Outstanding RSUs are settled in an equal number of shares of common stock on the vesting date of the award. An RSU award is settled only to the extent vested. Vesting generally requires the continued employment or service by the award recipient through the respective vesting date. Because RSUs are settled in an equal number of shares of common stock without any offsetting payment by the recipient, the measurement of cost is based on the quoted market price of the stock at the measurement date, which is the grant date.

There were no RSUs outstanding or granted during the year ended December 31, 2020. The following table summarizes RSU activity for the years ended December 31, 2021:

   
Outstanding
Restricted
Stock Units
   
Weighted
Average Fair
Value per Share
 
January 1, 2021
   
-
   
$
-
 
Granted
   
240,000
     
13.80
 
December 31, 2021
   
240,000
   
$
13.80
 
                 
Balance expected to vest at December 31, 2021
   
-
         

No RSUs vested during the year ended December 31, 2021.

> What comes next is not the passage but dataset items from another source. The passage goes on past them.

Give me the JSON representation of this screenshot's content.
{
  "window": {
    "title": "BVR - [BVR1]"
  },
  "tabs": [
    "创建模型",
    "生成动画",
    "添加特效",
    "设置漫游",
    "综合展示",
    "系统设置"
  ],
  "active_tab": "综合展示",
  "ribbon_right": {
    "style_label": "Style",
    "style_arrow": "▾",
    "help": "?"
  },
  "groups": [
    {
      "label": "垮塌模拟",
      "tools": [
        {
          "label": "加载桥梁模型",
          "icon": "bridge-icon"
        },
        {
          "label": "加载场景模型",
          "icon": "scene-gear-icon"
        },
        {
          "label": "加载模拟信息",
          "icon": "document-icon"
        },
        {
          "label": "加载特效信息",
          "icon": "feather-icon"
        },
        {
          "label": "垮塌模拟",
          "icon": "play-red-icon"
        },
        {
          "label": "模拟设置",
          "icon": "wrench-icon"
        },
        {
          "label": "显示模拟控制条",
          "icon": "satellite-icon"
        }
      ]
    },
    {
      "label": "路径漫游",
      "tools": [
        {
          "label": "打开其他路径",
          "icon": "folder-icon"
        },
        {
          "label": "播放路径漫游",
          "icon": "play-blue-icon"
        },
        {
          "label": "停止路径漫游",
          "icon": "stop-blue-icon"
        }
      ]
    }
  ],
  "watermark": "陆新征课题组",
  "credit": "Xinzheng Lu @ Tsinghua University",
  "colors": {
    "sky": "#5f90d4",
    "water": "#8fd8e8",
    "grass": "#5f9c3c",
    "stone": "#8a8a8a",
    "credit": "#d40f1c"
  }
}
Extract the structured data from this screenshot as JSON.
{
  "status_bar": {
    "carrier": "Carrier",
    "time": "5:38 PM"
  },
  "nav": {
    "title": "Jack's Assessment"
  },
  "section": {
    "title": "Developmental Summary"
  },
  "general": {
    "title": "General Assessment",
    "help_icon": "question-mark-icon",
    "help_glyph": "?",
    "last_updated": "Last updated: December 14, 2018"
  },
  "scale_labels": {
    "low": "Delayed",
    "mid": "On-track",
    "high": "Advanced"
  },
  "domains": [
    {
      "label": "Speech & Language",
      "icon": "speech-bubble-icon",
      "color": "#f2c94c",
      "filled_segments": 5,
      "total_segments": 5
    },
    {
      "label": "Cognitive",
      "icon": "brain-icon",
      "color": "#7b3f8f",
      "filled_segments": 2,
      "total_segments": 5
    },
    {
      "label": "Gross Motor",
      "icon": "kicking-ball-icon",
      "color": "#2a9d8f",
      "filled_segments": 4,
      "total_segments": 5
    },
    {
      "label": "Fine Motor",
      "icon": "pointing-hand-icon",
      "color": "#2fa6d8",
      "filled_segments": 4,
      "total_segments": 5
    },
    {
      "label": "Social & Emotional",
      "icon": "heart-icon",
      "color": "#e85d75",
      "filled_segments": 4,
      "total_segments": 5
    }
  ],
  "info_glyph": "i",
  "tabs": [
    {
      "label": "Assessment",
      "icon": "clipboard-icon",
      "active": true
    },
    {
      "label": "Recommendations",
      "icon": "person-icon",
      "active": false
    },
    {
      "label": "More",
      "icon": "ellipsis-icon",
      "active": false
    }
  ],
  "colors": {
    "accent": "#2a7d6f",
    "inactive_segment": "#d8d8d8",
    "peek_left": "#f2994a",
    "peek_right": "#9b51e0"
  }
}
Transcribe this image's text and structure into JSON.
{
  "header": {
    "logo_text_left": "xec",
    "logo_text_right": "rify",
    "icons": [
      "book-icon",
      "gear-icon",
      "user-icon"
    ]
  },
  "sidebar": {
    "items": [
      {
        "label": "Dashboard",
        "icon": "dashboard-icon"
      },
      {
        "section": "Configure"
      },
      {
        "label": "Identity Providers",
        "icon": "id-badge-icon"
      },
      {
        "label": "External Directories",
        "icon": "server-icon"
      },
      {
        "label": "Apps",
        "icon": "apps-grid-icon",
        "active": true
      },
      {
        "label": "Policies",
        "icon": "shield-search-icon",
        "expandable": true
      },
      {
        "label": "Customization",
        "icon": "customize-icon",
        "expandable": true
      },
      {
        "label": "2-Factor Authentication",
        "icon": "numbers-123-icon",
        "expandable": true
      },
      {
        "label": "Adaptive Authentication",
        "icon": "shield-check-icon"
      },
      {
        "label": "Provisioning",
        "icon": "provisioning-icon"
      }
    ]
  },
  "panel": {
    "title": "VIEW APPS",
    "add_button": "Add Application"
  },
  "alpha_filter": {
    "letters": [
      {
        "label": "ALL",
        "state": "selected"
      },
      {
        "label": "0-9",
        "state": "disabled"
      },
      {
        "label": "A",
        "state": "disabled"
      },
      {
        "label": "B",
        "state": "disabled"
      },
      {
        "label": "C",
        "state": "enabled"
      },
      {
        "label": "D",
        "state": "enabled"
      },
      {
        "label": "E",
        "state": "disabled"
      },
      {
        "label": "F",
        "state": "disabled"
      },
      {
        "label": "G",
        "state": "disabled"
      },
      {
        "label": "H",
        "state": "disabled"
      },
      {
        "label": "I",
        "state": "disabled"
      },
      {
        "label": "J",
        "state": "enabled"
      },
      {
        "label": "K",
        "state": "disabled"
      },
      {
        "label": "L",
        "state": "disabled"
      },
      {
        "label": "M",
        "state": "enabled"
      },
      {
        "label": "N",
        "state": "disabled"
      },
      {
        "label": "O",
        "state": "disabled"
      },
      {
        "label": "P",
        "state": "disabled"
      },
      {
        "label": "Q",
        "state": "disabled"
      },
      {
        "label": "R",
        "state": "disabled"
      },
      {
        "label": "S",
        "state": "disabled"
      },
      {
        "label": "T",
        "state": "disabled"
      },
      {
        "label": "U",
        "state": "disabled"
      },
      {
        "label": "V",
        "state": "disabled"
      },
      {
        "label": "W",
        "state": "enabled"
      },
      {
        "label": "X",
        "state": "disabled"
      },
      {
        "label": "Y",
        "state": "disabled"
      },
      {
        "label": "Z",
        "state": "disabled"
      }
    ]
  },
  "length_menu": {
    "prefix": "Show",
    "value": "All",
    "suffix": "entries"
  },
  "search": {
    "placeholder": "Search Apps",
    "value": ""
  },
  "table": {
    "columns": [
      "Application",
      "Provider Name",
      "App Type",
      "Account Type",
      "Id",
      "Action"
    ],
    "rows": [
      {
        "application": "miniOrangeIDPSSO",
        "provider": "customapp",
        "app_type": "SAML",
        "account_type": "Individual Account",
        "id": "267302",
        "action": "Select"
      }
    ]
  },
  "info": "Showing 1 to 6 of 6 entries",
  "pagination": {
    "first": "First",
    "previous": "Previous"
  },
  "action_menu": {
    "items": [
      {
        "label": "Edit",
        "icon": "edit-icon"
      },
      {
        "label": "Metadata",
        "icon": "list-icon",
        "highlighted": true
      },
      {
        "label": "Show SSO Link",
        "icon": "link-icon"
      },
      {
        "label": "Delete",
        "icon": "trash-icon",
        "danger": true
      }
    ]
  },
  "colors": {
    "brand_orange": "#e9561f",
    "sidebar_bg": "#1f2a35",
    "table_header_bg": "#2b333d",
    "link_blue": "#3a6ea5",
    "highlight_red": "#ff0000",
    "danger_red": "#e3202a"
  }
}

The Company recognizes the intrinsic value of RSUs granted as expense on a straight-line basis over the requisite service period. As of December 31, 2021, the unamortized stock-based compensation expense related to outstanding RSUs was approximately $2,935,000 with a weighted average remaining requisite service period of 3.51 years. The Company expects to amortize this expense over the remaining requisite service period of these stock options.

Restricted Stock


Pursuant to the Merger, Brooklyn LLC’s approximately 3,000 outstanding restricted common units were exchanged for approximately 630,000 shares of Brooklyn’s restricted common stock. There were no changes to any conditions and requirements of the restricted common stock. The shares vest quarterly beginning on March 31, 2021 and continuing through December 31, 2022. Due to the modification of the restricted common units, the fair value of the restricted common stock immediately after the Merger was compared to the fair value of the restricted common units immediately prior to the Merger, and the change in fair value of $250,000 was recognized in the statement of operations for year ended December 31, 2021. The Company recognizes the fair value of restricted common stock as an expense on a straight-line basis over the requisite service period.


Stock-Based Compensation Expense

Total stock-based compensation expense for the years ended December 31, 2021 and 2020 was approximately $5,235,000 and $91,000, respectively.  Stock-based compensation is recorded in general and administrative expense and research and development expense in the statement of operations.